La jeune autiste qui ne parle pas, se révèle être une poétesse magicienne qui ordonne les mots avec la langue qui est la sienne. Sans avoir fréquenté l’école, son usage de mots souvent compliqués est une énigme. « J’ai fait ce film parce que je crois beaucoup à la force de la vie. Ça m’intéresse d’entendre des gens qui croient à une ouverture sur le cosmos », expliquait la cinéaste.

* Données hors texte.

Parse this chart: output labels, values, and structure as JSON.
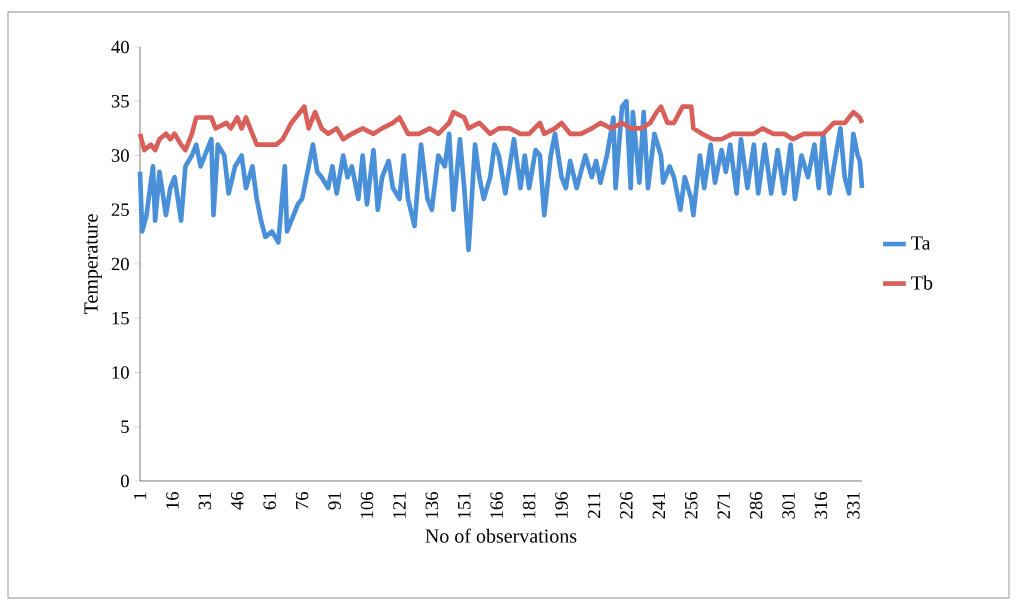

Dans ce film, la réalisatrice explore de près, (trop près peut-être) la vie de cette jeune femme, et, comment son texte intitulé Algorythme éponyme est devenu le spectacle Forbidden di sporgiersi, mis en scène par Pierre Meunier et présenté en Avignon en 2015. « Je suis née un jour de neige, d’une mère qui se marre tout le temps. Je me suis dit, ça caille, mais ça à l’air cool la vie. Et j’ai enchaîné les galères », écrit Hélène sous le pseudo Babouillec, en guise de CV littéraire.

Regards éclairés

Avant la rue, premier film tourné en langue Atikamekw propose de découvrir la culture des autochtones qui vivent à Manawan. A ce moment-là, Wemotaci, le village Atikamekw des Premières Nations est en proie aux flammes.

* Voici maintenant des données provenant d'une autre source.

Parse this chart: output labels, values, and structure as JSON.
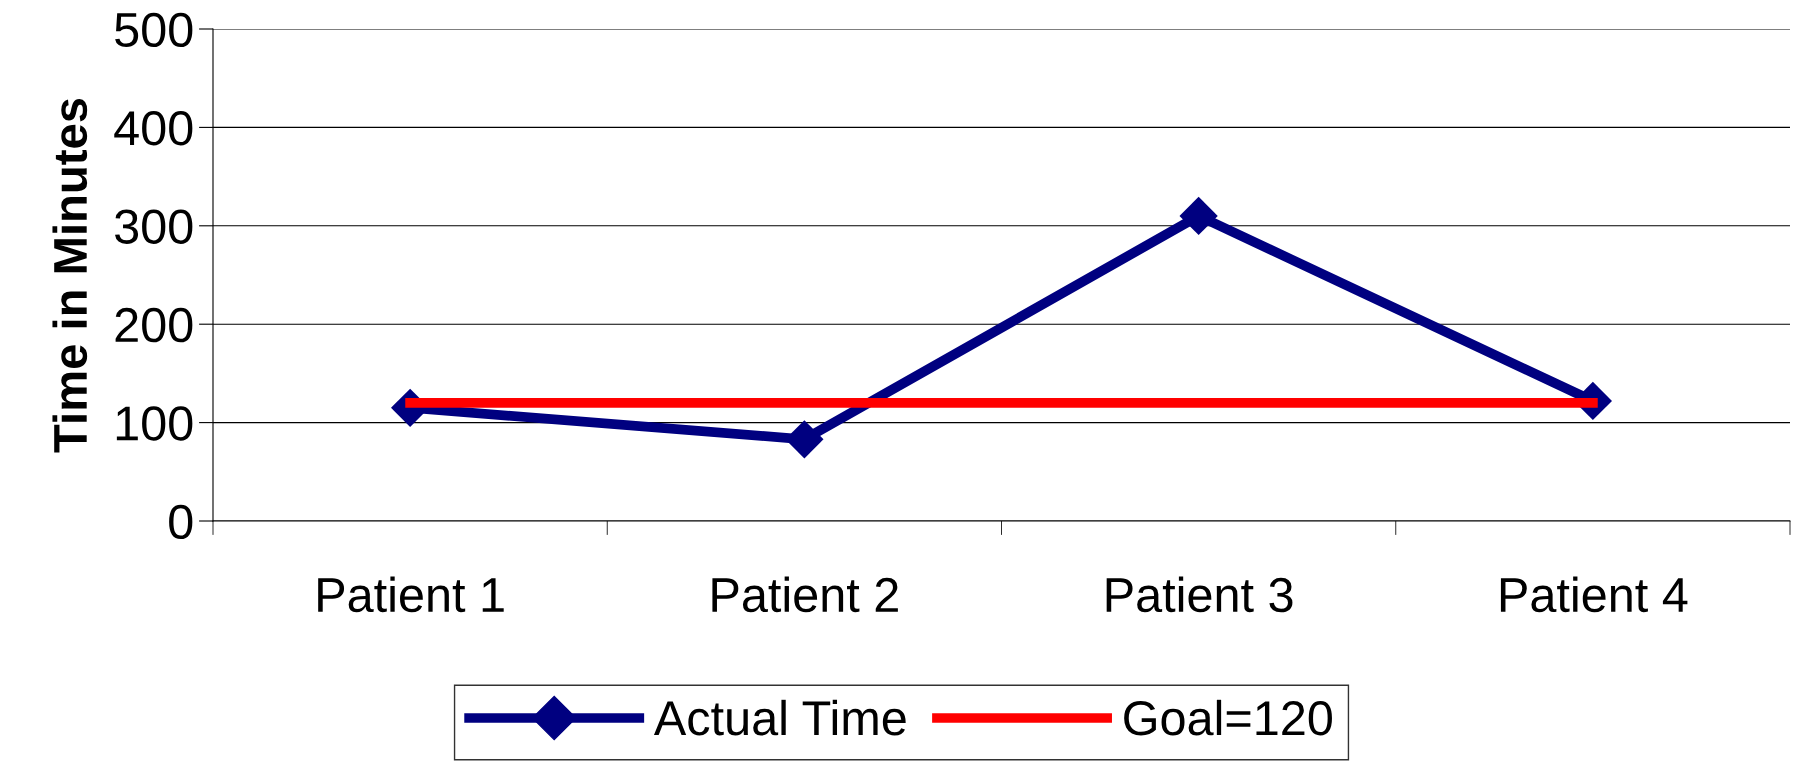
{
  "chart_data": {
    "type": "line",
    "ylabel": "Time in Minutes",
    "categories": [
      "Patient 1",
      "Patient 2",
      "Patient 3",
      "Patient 4"
    ],
    "series": [
      {
        "name": "Actual Time",
        "color": "#000080",
        "values": [
          115,
          83,
          310,
          122
        ],
        "marker": "diamond"
      },
      {
        "name": "Goal=120",
        "color": "#ff0000",
        "values": [
          120,
          120,
          120,
          120
        ],
        "marker": "none"
      }
    ],
    "ylim": [
      0,
      500
    ],
    "yticks": [
      0,
      100,
      200,
      300,
      400,
      500
    ],
    "grid": "y",
    "legend": "bottom"
  }
}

Avant les rues, le titre du film, expliquait la réalisatrice, « cela veut dire avant la civilisation ». Au début, j’ai collaboré, avec des jeunes de Montréal, à la création de films à bord du Vidéo Paradiso, une roulotte dans laquelle il y avait un studio de montage. J’ai fait un film avec des SDF. J’ai rejoint l’équipe de Wapikoni Mobile (studio ambulant avec des équipements à la pointe de la technologie) afin d’encourager les jeunes des Premières Nations à réaliser des documentaires ».

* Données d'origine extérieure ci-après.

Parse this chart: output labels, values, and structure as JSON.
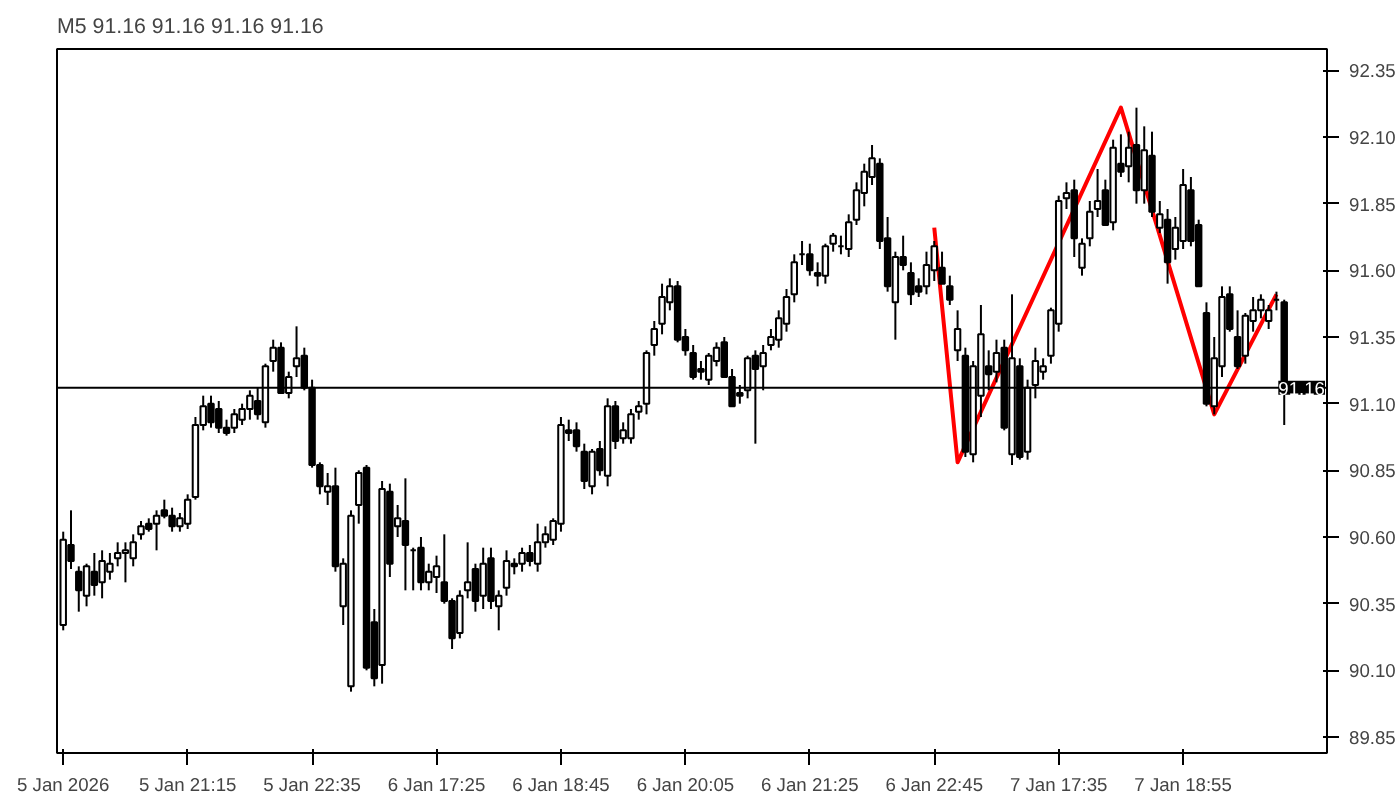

Avec ce film, Chloé Leriche filme une culture bannie, menacée par un génocide culturel : « La plupart des personnages ont une réalité proche du film : le tueur de chiens par exemple ou encore les guides spirituels ». Le film de Chloé Leriche ouvre une fenêtre sur l’une des onze communautés autochtones du Québec et lui rend hommage : « ce sont des vrais autochtones, non acteurs, et des artistes dans leur communauté ». En les réhabilitant s’ouvre une « possibilité de résilience » dit aussi la réalisatrice.

Le cinéma italien

L’Italie se fraie un passage dans les cinématographies mondiales en présentant cette année des films de grande qualité à l’instar de Fuocoammare au-delà de Lampeduza (Ours d’or du festival de Berlin cette année), un documentaire réalisé par Gianfranco Rosi dont nous reparlerons.

Lea, le beau film de Marco Tullio Giordana s’inspire de l’histoire vraie de Lea Garofalo et de son combat contre la Pieuvre. L’auteur de Nos meilleures années dessine un très beau portrait de cette femme tuée en 2009 par la mafia calabraise, amoureuse d’un homme lié à la Ndrangheta (organisation mafieuse de sa région). Le film fonctionne comme une machine infernale. Lea doit s’enfuir avec sa fille et la protection policière se révèle insuffisante. Marco Tullion Giordana réussit à montrer comment la vie intime de cette femme et son combat sont le symbole d’une Italie blessée par la puissance de la mafia.

Enfin à Trieste, à la plage du Peducin hommes et femmes sont séparés par un mur de béton. L’Ultima Spiaggia, de Thanos Anastopoulos et David del Degan, film qui a toute l’apparence d’un documentaire contient dans sa construction des moments dignes de la comédie italienne. Le film entre en résonance avec le monde, l’immigration yougoslave à l’époque de Tito, période au cours de laquelle Trieste était déjà une porte vers l’Europe… Et pas seulement puisque le film est une réflexion sur la construction des murs, la notion de frontière…

Hier et aujourd’hui

Si la programmation du festival entrecroise les films de toutes nationalités organisant un puzzle géant sur l’état du monde, elle s’attache également à retracer l’histoire du cinéma à travers des œuvres restaurées et des rééditions.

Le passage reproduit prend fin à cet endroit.